C’est précisément cet homme qui deviendra pour Magellan le membre le plus important de son expédition. Car qu’est-ce qu’une action qui n’est pas racontée ? Un exploit n’entre pas dans l’histoire du seul fait qu’il a été accompli, mais seulement parce qu’il a été transmis à la postérité. Ce que nous appelons l’histoire n’est nullement la somme des événements qui se sont déroulés dans le temps et dans l’espace, mais seulement la petite partie d’entre eux qui est passée dans l’œuvre des poètes et des savants. Que serait Achille sans Homère ? Sans l’historien qui les raconte ou l’artiste qui les recrée sur le plan de l’art les plus grandes figures resteraient à tout jamais ensevelies dans l’ombre et les prouesses les plus héroïques tomberaient irrévocablement dans la mer insondable de l’oubli. Nous ne saurions que très peu de choses sur Magellan et son expédition si nous n’avions que la
Décade de Pierre Martyr, la courte lettre de Maximilien Transilvanus et les quelques sèches indications et livres de loch des différents pilotes. Seul ce petit chevalier de Rhodes, cet inutile en apparence, a fait connaître à la postérité l’exploit de Magellan.
Assurément ce brave Pigafetta n’est pas un Tacite ou un Tite-Live. Dans l’art d’écrire tout comme dans l’aventure il n’est qu’un très sympathique dilettante.

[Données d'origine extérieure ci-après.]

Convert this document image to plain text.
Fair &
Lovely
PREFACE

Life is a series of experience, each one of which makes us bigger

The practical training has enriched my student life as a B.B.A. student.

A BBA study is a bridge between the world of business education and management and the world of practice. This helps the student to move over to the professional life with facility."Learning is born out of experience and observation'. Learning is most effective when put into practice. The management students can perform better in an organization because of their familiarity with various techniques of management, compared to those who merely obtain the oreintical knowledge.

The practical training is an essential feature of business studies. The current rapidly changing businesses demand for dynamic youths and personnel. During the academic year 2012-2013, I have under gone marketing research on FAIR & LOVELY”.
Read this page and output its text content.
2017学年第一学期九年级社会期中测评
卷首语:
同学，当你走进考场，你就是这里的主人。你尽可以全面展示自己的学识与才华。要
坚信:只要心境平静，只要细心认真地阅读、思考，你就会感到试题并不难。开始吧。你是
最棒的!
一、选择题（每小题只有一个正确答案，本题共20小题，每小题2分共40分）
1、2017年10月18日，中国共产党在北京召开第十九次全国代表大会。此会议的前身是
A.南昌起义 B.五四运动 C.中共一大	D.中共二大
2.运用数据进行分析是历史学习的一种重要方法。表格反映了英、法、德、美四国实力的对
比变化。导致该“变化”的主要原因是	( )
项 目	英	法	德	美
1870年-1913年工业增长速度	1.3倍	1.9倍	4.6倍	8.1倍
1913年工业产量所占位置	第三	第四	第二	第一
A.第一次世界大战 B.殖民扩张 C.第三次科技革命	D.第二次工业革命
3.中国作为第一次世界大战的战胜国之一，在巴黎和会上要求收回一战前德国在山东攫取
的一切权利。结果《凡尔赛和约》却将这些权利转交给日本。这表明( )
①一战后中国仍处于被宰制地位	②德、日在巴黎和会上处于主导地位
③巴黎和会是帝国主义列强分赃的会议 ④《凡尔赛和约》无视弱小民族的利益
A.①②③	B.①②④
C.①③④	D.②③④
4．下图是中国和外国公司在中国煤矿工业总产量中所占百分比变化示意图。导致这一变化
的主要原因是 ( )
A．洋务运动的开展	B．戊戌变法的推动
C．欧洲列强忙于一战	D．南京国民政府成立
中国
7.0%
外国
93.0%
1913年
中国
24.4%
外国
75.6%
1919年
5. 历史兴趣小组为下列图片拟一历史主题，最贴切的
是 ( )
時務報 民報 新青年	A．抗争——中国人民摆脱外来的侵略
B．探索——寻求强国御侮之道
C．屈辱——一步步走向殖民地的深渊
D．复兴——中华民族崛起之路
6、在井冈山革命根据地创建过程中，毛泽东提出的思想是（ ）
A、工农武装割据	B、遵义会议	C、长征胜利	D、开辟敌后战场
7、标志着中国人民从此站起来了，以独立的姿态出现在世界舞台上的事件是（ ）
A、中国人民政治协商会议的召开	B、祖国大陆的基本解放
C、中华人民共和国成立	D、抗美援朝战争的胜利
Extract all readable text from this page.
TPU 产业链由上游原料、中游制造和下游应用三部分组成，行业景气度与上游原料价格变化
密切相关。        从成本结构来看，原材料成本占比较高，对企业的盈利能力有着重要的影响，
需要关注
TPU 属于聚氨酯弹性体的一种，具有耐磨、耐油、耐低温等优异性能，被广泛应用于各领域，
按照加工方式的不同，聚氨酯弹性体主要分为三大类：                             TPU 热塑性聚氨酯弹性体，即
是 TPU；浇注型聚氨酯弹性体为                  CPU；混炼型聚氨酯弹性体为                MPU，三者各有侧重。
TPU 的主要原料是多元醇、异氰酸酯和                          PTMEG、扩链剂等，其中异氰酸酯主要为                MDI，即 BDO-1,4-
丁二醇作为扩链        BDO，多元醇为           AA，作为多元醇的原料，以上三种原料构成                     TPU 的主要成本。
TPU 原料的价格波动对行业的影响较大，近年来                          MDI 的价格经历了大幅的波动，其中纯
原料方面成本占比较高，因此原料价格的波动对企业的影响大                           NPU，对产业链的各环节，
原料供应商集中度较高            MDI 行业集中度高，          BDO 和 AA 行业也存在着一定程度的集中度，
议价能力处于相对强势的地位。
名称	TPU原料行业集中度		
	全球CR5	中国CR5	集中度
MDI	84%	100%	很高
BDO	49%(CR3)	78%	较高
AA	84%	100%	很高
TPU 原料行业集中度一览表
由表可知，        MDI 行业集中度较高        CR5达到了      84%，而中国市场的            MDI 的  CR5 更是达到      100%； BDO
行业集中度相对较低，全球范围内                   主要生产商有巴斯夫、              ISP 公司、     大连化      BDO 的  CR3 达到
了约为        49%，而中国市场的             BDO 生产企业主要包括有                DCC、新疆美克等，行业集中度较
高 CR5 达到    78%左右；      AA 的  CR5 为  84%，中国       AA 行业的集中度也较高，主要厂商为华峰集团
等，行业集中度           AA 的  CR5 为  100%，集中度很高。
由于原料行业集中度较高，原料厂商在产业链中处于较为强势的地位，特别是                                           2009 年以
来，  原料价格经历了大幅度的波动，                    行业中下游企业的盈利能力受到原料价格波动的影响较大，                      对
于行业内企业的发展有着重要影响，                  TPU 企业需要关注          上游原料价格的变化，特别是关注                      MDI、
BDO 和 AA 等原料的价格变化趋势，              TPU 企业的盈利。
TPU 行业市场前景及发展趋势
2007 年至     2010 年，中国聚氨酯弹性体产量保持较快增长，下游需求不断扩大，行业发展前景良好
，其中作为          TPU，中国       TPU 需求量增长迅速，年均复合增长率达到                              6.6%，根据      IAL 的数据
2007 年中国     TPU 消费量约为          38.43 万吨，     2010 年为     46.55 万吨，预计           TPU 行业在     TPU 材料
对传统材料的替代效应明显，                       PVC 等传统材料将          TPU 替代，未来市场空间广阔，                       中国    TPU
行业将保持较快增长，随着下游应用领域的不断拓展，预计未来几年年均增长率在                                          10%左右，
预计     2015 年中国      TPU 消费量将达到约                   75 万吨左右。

La connaissance des hommes n’est pas son fort, et c’est ainsi qu’il semble avoir complètement ignoré les conflits qui ont éclaté entre Magellan et ses capitaines. Mais précisément parce qu’il se soucie peu de l’ensemble, il observe avec la plus grande attention les détails et les mentionne avec la précision allègre d’un écolier racontant une excursion dominicale. Son témoignage n’est pas toujours très sûr, et plus d’une fois il avale les bourdes les plus énormes que lui racontent les vieux pilotes, qui reconnaissent tout de suite en lui le novice. Mais ces faiblesses Pigafetta les rachète amplement par le soin avec lequel il décrit les moindres faits, allant jusqu’à interroger les Patagons à la façon de la méthode Berlitz, ce qui lui a valu, sans qu’il s’en doutât, la gloire d’avoir ébauché le premier dictionnaire de vocables américains. Mais un honneur encore plus grand devait lui échoir : car c’est bien Shakespeare qui a utilisé pour sa
Tempête une scène de voyages de Pigafetta. Que peut-il arriver de plus beau à un écrivain médiocre que de voir un génie utiliser pour son œuvre immortelle quelque chose de lui, l’emportant ainsi, dans son vol d’aigle, vers les sphères éternelles ? […]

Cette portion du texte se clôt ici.